The current system of education isolates the student from society and removes knowledge from its naturally integrated/interdependent state by slicing knowledge into individual territories that make no sense to the inquiring mind.
Becoming part of the larger community will help students build life relationships and return learning to the process of education. The community will return to its role as a participant in the learning process as a partner in creating the future.
Then the three "Rs" - relevance, rigor and relationships - will inhabit schools again.
Having a service "choice" is actually the key so students can potentially choose where they can provide service or help. I know of many students who brought to their schools new places where they actually went out and investigated like library help for seniors etc. Bryan touches upon many excellent community places still in great need of assistance. Our digitally "born" children and "all" who are not might need experiences beyond the computer & social networking world which is fine but has a place in life as do living in real communities that need real assistance or real helping hands.
Community Service Experiences should be a requirement and not a choice.
If the program is sponsored and set up by professionals then in theory it should work.
Many Jesuit schools have exemplary service models and I am sure others do too.
Therefore models of service are already exist. Why not modify or investigate the service models that do WORK well.
It is an administrative, faculty, staff and parental committment to make sure their childrens, students are placed in appropriate service projects that facilitate the needs of the sponoring agency as well as the goals of the service project itself.
The models above are supervised and accountability for each individual involved for bettering the community at large is an overarching goal of community service.
I am a teacher in small school that requires 40hrs of community service every school year. Much of this time is spent participating in local events, adopt-a-highway, Animal Shelter cleanups, Habitat for Humanity, and various others. By organizing group participation, students are given the opportunity of participating without the burden of finding interest on their own. They are also able to build connections in the community and add much needed resume experience.

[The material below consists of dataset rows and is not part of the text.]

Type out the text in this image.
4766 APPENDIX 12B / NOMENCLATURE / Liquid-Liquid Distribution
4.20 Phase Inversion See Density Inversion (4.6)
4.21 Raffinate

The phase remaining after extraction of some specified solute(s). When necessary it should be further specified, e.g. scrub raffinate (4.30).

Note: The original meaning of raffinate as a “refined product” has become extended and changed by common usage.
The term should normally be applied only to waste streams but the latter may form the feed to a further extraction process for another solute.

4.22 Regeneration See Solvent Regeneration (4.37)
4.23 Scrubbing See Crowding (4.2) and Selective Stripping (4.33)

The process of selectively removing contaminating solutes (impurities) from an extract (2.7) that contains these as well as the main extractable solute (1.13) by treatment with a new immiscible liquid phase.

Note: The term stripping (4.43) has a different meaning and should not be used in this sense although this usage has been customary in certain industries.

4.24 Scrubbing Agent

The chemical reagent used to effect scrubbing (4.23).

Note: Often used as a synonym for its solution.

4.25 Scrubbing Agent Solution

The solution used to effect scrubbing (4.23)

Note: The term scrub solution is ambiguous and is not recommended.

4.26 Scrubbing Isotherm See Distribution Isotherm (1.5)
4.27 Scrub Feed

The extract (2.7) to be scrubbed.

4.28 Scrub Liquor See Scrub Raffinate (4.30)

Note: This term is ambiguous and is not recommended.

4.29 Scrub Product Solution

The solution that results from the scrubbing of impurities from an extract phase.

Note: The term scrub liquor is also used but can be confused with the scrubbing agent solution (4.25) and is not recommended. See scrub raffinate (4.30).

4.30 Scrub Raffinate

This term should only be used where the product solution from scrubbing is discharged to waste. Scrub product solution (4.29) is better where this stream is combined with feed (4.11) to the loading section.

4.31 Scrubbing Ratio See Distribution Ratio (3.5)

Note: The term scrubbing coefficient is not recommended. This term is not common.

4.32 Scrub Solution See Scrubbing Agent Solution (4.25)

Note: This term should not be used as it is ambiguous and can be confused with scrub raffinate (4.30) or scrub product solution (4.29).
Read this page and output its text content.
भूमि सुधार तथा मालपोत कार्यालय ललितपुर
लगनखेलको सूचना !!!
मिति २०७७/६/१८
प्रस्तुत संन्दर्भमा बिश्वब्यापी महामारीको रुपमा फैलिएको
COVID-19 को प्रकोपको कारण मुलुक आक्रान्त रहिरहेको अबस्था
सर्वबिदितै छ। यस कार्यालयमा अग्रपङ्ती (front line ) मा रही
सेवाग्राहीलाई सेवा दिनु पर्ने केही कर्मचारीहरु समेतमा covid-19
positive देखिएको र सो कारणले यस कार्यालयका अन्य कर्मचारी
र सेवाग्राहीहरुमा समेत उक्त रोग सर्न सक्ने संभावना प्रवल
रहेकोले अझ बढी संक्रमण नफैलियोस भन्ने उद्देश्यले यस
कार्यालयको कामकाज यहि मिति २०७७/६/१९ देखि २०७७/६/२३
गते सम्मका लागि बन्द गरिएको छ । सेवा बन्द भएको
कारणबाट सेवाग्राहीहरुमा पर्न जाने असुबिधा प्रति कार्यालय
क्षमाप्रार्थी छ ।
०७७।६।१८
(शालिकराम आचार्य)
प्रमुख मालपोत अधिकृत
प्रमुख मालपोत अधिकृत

In addition to students required hours, faculty members are asked to also log 20+hrs each year.
This is a false choice: require service v. 'hit the books'. Every clever teacher-educator wannabe needs to ask themselves: should YOU be required to do community service? Project learning? How about some social and emotional learning? What should you be REQUIRED to do? Folks love to dream away on engineering kids lives and learning. There is no end to this pleasure for folks. Educators relish in coveting other people's lives. George needs to focus his wonderful imagination on movies and their delightfully detailed fantasy worlds. Education has become institutionalized codependency. Education's current totalitarian bent has opened the floodgates to tinkerers joyously disrupting, invading, and commandeering the sacred lives of human individuals.
It is all about building good habits.
My experiences in gym class helped get me fit enough to know how good it feels to be fit.
Being pushed to volunteer ensures that all students get a chance to know how gratifying that experience is. I am sure many students will blow it off, but I am also sure that some students who would not have taken time to volunteer will be more likely to in the future.